RCRA contains separate requirements for hazardous wastes, regulated under Subtitle C, and non-hazardous wastes, regulated under Subtitle D. Regulation under Subtitle C imposes “cradle to grave” obligations for the transportation, storage and disposal of hazardous wastes and can result in significant costs for operators. In 1978, the EPA proposed to exempt drilling fluids, produced waters and certain other wastes related to oil and natural gas drilling activities from regulation under Subtitle C (the “E&P Exemption”), and, in 1980, Congress passed the Solid Waste Disposal Act Amendments of 1980, codifying the E&P Exemption. The exemption, however, was not unlimited in scope, and provided the EPA with some authority to impose additional regulations on E&P wastes.

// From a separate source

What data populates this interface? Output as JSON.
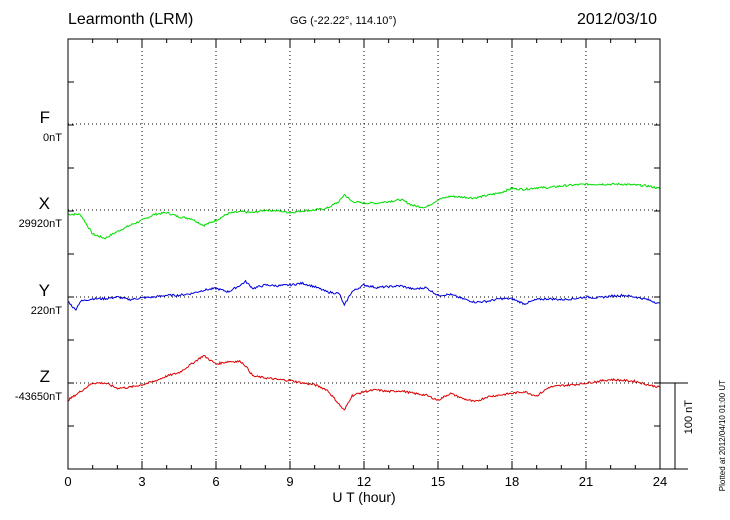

Pursuant to RCRA section 2002(b), EPA has a nondiscretionary duty to review and, if necessary, revise hazardous and nonhazardous waste rules at least once every three years. The lawsuit claims that the last time the agency performed this review with respect to Subtitle D regulations was in 1988 and that, although EPA stated it would consider further regulation of E&P wastes, no further action has been taken. A similar requirement exists for EPA guidelines for states on the management of solid wastes, which includes oil and natural gas wastes.

The complaint filed by environmental groups does not explicitly seek a repeal of the E&P Exemption. Rather, the complaint seeks to compel EPA to undertake certain reviews and actions mandated by statute. The environmental groups ask the court to either: (i) order EPA to promulgate whatever revisions the EPA deemed necessary as a result of its 1988 review of the E&P exemption; (ii) alternatively, to the extent EPA’s 1988 review did not identify the need for any revisions to the E&P Exemption, to compel EPA review the exemption now and promulgate any revisions the agency deems necessary; and (iii) separately, review state plan guidelines for the management of oil and natural gas wastes and promulgate any revisions the agency deems necessary.

Implications

The consequences of losing, or even just a narrowing of, the E&P Exemption has the potential to send shockwaves through the entire oil and natural gas industry. Loss of the exemption does not automatically render E&P wastes hazardous wastes, but it will subject these waste to waste characterization requirements, and could result in the need to perform EPA’s Toxicity Characteristic Leaching Procedure (TCLP). Given the large volume of E&P wastes, especially flowback and produced waters, resulting from hydraulically fractured wells, the costs to run TCLP tests would be exorbitant. 

The characterization of produced water or flowback water as hazardous waste would severely limit wastewater disposal options for oil and natural gas operators. The most common method for disposal of flowback and produced water is in Class II injection wells. The federal Safe Drinking Water Act (SDWA) regulates these wells under the statue’s Underground Injection Control Program. Class II injection wells, however, cannot receive hazardous wastes. The SDWA only authorizes Class I wells to dispose of hazardous wastes. 

Construction, permitting, operating, and monitoring requirements are more stringent for Class I waste disposal wells than for other UIC program wells. Class I well permit applications must also address seismic considerations, a growing concern related to the hydraulic fracturing waste disposal. However, many states, including Texas, have already promulgated new rules related to these matters. Also, according to EPA, only 17% of the 800 Class I disposal wells are permitted to dispose of hazardous waste. When compared to the approximately 180,000 Class II disposal wells currently permitted for E&P waste disposal, it becomes apparent the loss of the E&P exemption would result in a radical shift in wastewater disposal practices for the oil and natural gas industry. 

States continue to adapt to E&P wastes disposal issues at a pace significantly faster than EPA could hope to match, calling into question the need for additional federal regulation in this area. Even if successful, there is no guarantee that this lawsuit will result in significant changes to the scope of the E&P exemption.